We'll see you in the next life, Moth.
:heart:
Rest in peace.

God, I am sorry for the loss, as cliche as it is for me to say, I mean it. If there is something waiting on the other side, I hope he finds peace, wherever he is. And to his family members and friends, I too wish them well.

I'm so sorry for your loss. Wish I had something more insightful to say, but all I can do is send sympathies.

I hope I don't sound too rude but, what will happen to his stories?

RIP Moth :fluttershysad:

No...I'm sorry.

Even though MythrilMoth and I had our differences in the past I'm sad to hear that he's gone

R5h

I'm terribly sorry about what's happened. Best wishes to all his friends and loved ones in this sad time.

Oh, damn.

My condolences.

I'm sorry for your lost. You and your family have my heartfelt condolences.

I'm sorry for your loss. This is never an easy time for anyone.

CSC

RIP

This is very sad news.

Damn.

RIP Moth. You were definitely a fascinating person.

R.I.P. We'll miss you.

I can't lie and say I was his biggest fan... but I'm not happy to hear this.

I'm sorry for your loss.

RBDash47
Site Blogger

It seems empty to echo it again, but I'm very sorry for your loss.
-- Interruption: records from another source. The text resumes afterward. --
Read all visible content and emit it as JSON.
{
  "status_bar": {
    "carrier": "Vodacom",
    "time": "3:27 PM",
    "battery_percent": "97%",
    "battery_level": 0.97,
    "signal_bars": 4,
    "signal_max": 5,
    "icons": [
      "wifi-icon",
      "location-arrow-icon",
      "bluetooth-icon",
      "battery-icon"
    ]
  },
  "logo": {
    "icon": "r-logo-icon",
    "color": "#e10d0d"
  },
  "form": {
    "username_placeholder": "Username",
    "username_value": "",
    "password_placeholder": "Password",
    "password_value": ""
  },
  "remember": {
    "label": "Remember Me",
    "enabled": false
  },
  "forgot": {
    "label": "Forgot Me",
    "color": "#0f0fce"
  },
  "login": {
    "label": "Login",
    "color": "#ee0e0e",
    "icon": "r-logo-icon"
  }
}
I didn't know him well... But, I know the pain of losing a friend as close as one's brother in their sleep. You have my condolences.
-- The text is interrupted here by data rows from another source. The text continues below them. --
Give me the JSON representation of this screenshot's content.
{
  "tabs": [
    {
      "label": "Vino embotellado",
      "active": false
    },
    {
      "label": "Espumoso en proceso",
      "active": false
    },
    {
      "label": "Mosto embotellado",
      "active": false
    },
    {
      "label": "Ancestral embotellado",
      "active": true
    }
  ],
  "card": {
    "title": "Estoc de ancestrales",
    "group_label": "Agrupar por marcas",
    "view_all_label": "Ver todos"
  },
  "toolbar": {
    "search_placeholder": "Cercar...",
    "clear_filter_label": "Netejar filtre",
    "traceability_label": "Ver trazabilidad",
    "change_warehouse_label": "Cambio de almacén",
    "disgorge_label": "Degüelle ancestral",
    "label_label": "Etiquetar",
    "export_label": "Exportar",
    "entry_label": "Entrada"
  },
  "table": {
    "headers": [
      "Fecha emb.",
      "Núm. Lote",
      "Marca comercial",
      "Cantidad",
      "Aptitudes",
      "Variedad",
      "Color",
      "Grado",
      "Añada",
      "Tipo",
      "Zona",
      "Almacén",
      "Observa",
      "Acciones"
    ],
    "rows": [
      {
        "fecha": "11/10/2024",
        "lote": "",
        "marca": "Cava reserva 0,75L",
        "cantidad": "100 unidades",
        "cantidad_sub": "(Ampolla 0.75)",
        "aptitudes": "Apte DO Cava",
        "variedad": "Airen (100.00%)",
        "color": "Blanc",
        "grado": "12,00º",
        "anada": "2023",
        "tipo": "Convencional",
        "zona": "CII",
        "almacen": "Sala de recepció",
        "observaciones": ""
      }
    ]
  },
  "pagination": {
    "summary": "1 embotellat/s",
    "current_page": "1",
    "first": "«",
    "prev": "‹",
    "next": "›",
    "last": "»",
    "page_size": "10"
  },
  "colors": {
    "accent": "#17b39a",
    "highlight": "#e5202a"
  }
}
You have my condolences. I never really got to know him, and now I wish I took the opportunity to do so.

I seem to have missed... pretty much all of this. I'm sure I came across his name and work around the website; I think I remember, at least, seeing his latest story somewhere. ...Looking through his stories list, I see some more I remember seeing, but none I'm sure I read. I don't remember ever hearing anything bad about MythrilMoth and being put off, but I don't recall hearing anything good, either, just... not much in general. With this blogpost, I expect I will indeed remember him kindly, but it's a pity about the circumstances. I'm sure that what sense of loss I'm feeling is pretty much nothing compared to that of those for whom this is a personal tragedy, whether just from ardent fanship or, as seems to have been the case for many, much closer friendhsip. Still, though, I offer my condolences; may things be turning out well for him whatever's happening now, and good luck to those left behind.
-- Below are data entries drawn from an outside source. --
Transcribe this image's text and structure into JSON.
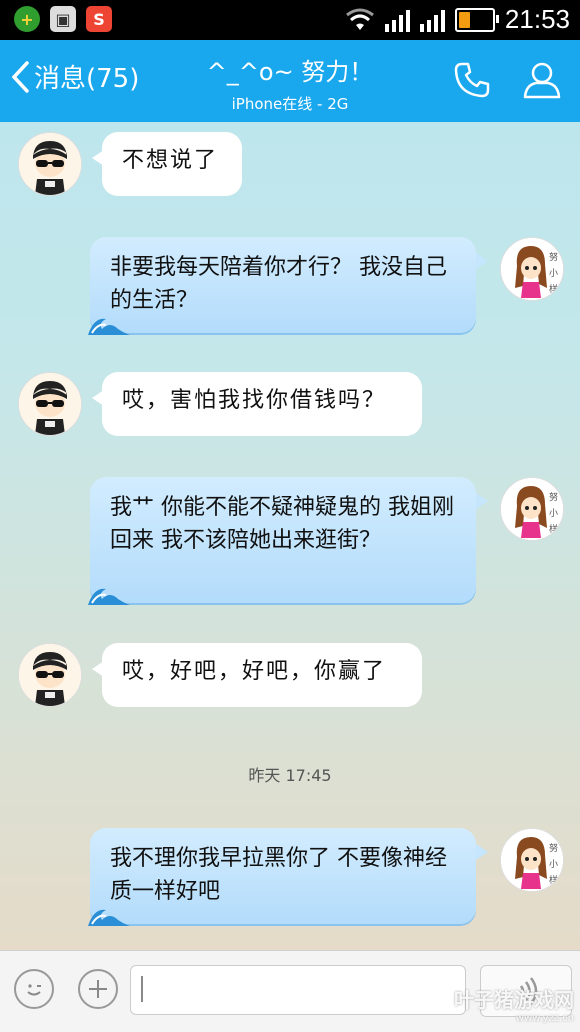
{
  "status_bar": {
    "time": "21:53",
    "battery_level": 0.3
  },
  "header": {
    "back_label": "消息(75)",
    "title": "^_^o~ 努力！",
    "subtitle": "iPhone在线 - 2G"
  },
  "messages": [
    {
      "direction": "in",
      "text": "不想说了"
    },
    {
      "direction": "out",
      "text": "非要我每天陪着你才行？ 我没自己的生活？"
    },
    {
      "direction": "in",
      "text": "哎，害怕我找你借钱吗？"
    },
    {
      "direction": "out",
      "text": "我艹 你能不能不疑神疑鬼的 我姐刚回来 我不该陪她出来逛街？"
    },
    {
      "direction": "in",
      "text": "哎，好吧，好吧，你赢了"
    },
    {
      "direction": "out",
      "text": "我不理你我早拉黑你了 不要像神经质一样好吧"
    }
  ],
  "timestamp": "昨天 17:45",
  "watermark": {
    "main": "叶子猪游戏网",
    "sub": "www.yzz.cn"
  },
  "colors": {
    "header": "#19a7ee",
    "out_bubble": "#c5e6fd",
    "in_bubble": "#ffffff"
  }
}
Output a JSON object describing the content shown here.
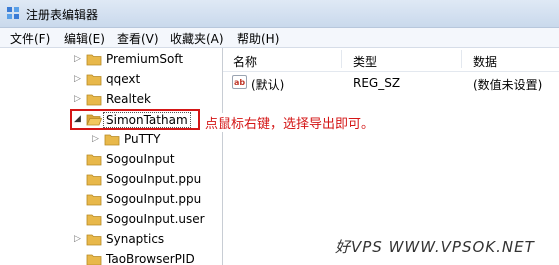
{
  "window": {
    "title": "注册表编辑器"
  },
  "menu": [
    {
      "label": "文件(F)"
    },
    {
      "label": "编辑(E)"
    },
    {
      "label": "查看(V)"
    },
    {
      "label": "收藏夹(A)"
    },
    {
      "label": "帮助(H)"
    }
  ],
  "tree": {
    "items": [
      {
        "label": "PremiumSoft",
        "expander": "▷"
      },
      {
        "label": "qqext",
        "expander": "▷"
      },
      {
        "label": "Realtek",
        "expander": "▷"
      },
      {
        "label": "SimonTatham",
        "expander": "◢"
      },
      {
        "label": "PuTTY",
        "expander": "▷"
      },
      {
        "label": "SogouInput",
        "expander": ""
      },
      {
        "label": "SogouInput.ppu",
        "expander": ""
      },
      {
        "label": "SogouInput.ppu",
        "expander": ""
      },
      {
        "label": "SogouInput.user",
        "expander": ""
      },
      {
        "label": "Synaptics",
        "expander": "▷"
      },
      {
        "label": "TaoBrowserPID",
        "expander": ""
      }
    ]
  },
  "list": {
    "headers": {
      "name": "名称",
      "type": "类型",
      "data": "数据"
    },
    "rows": [
      {
        "name": "(默认)",
        "type": "REG_SZ",
        "data": "(数值未设置)"
      }
    ]
  },
  "annotation": "点鼠标右键，选择导出即可。",
  "watermark": "好VPS WWW.VPSOK.NET",
  "colors": {
    "annotation": "#d41616",
    "folder": "#e8b84a"
  }
}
Damn....you have my condolences.

There are no words that can be said. And I mean that seriously. If he is who I think he might have been in a past "life", then yeah, I knew him just as long as Zef, though nowhere near as close. I knew a guy I used to be friends with on the old FFML (REALLY OLD FANFIC DAYS) who went by the Eternal Lost Lurker, and whose real name was Robert Morrison, lived in Texas and had health issues, but dreamed of being a writer. If this was him, then yeah, I've reached the point in my life where reality stops giving you things and starts taking them away.

Im sorry for your loss.

I'm sorry for your loss, I was a big fan of his stories. He will be missed greatly.

Sorry for your loss.

I'm so horribly sorry for you, man. I only recently reconciled with Mythril Moth (we had exchanged some heated words a few years prior, and didn't speak much), and had started to talk to him more in a server we shared.